Bekannt ist auch, dass übermäßiger Fleischkonsum nicht gerade förderlich für die Gesundheit ist. Studien zeigen: Vegetarier leben länger. Ihr Risiko, Krebs, Diabetes oder Herz-Kreislauf-Erkrankungen zu bekommen, ist geringer als bei Fleischessern. Bei Veganern kann das schon anders aussehen. Menschen, die dauerhaft auf jede Form von tierischen Produkten verzichten, können durchaus unter Mangelerscheinungen leiden.
Der Grund, warum viele Menschen darauf verzichten, Tiere zu essen, ist aber nicht die Sorge um ihre Gesundheit. Mehr als 60 Prozent geben in Umfragen Tierschutzgründe an, sie wollten nicht länger eine Massentierhaltung mit all ihren negativen Effekten unterstützen. Dabei müssen große Ställe per se nichts Schlechtes sein, wenn der Halter seinen Job verantwortungsvoll macht. Doch es gibt eben auch zahlreiche Fälle, die Missstände in der Tierhaltung belegen. Die werden jedoch nicht einfach verschwinden, wenn immer mehr Menschen zu Vegetariern oder Veganern werden. Es werden sich immer Abnehmer finden, wenn nicht hier, dann eben im Ausland.

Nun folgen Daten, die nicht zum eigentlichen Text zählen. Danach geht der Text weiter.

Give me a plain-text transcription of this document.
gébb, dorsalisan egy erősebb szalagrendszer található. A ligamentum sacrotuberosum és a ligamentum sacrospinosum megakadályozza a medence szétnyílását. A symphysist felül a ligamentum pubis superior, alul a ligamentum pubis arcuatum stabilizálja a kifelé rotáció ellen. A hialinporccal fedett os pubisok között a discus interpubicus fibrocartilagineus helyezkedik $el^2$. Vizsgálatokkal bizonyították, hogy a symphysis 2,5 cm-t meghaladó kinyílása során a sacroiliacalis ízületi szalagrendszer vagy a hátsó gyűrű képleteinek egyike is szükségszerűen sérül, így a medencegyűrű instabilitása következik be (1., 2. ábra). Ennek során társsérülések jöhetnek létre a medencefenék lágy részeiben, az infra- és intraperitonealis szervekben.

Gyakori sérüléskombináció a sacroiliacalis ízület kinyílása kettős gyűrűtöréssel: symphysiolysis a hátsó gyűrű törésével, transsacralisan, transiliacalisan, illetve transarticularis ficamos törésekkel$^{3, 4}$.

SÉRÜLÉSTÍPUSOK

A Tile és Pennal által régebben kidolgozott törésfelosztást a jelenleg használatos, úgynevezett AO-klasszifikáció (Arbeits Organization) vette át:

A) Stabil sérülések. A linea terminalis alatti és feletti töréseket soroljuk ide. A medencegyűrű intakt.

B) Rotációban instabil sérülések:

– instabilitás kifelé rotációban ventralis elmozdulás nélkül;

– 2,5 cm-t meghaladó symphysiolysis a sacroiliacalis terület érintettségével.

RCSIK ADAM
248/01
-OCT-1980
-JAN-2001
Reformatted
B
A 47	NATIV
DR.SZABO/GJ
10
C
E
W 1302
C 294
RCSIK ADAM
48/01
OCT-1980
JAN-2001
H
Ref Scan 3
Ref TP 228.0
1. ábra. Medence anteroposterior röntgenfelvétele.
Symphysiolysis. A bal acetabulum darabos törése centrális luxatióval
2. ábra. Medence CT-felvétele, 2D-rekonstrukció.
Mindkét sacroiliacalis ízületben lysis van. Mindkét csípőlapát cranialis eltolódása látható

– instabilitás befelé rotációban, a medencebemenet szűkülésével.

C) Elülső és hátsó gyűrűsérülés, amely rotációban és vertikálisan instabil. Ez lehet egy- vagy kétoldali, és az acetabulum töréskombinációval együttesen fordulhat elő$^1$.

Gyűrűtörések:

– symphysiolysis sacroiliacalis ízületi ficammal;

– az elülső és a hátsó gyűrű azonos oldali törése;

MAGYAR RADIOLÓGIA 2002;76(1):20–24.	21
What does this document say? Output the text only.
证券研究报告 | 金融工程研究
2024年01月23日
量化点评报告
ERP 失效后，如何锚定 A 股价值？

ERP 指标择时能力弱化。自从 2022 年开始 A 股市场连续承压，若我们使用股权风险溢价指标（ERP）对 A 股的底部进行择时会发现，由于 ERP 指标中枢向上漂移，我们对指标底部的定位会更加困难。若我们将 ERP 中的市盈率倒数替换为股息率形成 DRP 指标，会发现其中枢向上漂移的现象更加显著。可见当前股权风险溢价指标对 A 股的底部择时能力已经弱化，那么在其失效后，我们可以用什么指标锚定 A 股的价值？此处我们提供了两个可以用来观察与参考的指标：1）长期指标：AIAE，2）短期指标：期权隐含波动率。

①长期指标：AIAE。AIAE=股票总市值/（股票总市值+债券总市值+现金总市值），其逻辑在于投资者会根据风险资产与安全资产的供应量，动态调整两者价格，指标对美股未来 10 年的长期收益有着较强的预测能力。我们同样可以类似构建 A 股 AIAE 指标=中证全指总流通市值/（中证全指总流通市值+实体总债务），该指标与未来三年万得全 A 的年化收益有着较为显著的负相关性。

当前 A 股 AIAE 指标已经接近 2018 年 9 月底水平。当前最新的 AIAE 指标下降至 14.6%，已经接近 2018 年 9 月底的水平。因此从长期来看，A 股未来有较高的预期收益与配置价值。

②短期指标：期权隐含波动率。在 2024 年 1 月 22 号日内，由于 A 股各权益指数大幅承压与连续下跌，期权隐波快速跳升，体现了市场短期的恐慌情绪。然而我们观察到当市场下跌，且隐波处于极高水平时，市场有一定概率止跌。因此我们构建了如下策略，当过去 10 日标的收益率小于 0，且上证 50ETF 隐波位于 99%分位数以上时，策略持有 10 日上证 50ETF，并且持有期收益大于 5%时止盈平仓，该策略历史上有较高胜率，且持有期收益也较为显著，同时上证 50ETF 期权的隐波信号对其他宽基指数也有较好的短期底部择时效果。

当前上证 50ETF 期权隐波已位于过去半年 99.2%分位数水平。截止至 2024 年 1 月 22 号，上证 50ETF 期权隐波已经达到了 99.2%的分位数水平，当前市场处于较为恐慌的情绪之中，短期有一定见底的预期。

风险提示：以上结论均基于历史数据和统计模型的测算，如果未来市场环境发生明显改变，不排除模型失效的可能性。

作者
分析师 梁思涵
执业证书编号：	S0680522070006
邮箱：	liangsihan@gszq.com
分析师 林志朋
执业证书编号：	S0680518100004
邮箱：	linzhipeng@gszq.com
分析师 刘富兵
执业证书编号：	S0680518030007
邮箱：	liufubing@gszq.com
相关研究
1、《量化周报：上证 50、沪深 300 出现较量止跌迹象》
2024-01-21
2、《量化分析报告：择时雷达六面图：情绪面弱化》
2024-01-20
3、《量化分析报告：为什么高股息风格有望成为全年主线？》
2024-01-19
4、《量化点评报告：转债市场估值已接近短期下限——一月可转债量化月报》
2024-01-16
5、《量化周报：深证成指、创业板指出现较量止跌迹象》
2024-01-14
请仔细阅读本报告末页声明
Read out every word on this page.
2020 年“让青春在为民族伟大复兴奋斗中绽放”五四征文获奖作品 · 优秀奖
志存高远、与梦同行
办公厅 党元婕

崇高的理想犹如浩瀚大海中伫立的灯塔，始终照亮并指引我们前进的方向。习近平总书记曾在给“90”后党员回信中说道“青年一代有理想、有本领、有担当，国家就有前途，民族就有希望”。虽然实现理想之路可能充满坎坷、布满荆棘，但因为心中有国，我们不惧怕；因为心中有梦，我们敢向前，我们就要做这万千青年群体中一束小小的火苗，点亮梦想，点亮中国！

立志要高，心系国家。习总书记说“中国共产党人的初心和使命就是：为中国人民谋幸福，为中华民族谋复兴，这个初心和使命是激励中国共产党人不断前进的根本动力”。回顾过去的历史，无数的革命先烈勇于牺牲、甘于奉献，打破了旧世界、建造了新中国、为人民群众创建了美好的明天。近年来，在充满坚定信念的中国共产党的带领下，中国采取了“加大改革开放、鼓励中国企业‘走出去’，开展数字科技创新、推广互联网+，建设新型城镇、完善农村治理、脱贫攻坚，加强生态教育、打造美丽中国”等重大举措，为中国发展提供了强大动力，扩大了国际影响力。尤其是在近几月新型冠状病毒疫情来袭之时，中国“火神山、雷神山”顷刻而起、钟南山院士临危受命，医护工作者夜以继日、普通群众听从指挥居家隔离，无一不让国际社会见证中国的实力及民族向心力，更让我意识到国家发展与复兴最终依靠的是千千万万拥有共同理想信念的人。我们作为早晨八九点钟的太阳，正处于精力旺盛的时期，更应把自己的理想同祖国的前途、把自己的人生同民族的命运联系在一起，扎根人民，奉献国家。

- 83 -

Es ist also naiv zu glauben, dass sich die Probleme in der Tierhaltung allein durch Verzicht in Luft auflösen. Ändern lassen die sich nur, wenn man für eine bessere Tierhaltung kämpft und die Erzeuger unterstützt, die ihre Tiere gut behandeln. Das kostet dann zwar etwas mehr, aber es muss ja nicht jeden Tag Fleisch sein. Weniger ist in diesem Fall mehr, auch für Umwelt und Gesundheit.
Fleischlos essen macht die Welt also nicht zwangsläufig und ganz von allein zu einer besseren. Und nicht alles, was gesund ist, macht auch glücklich. Zum Glücklichsein gehört für viele eben der Sonntagsbraten und eine nette Unterhaltung – und wenn der andere daneben lieber Spaghetti mit Tomatensoße mag, kann das nicht falsch sein. Ideologien haben am Esstisch nichts verloren. Beim Essen muss jeder auf seine Weise glücklich werden dürfen.
Erschienen am 15. Februar 2014 in der Süddeutschen Zeitung.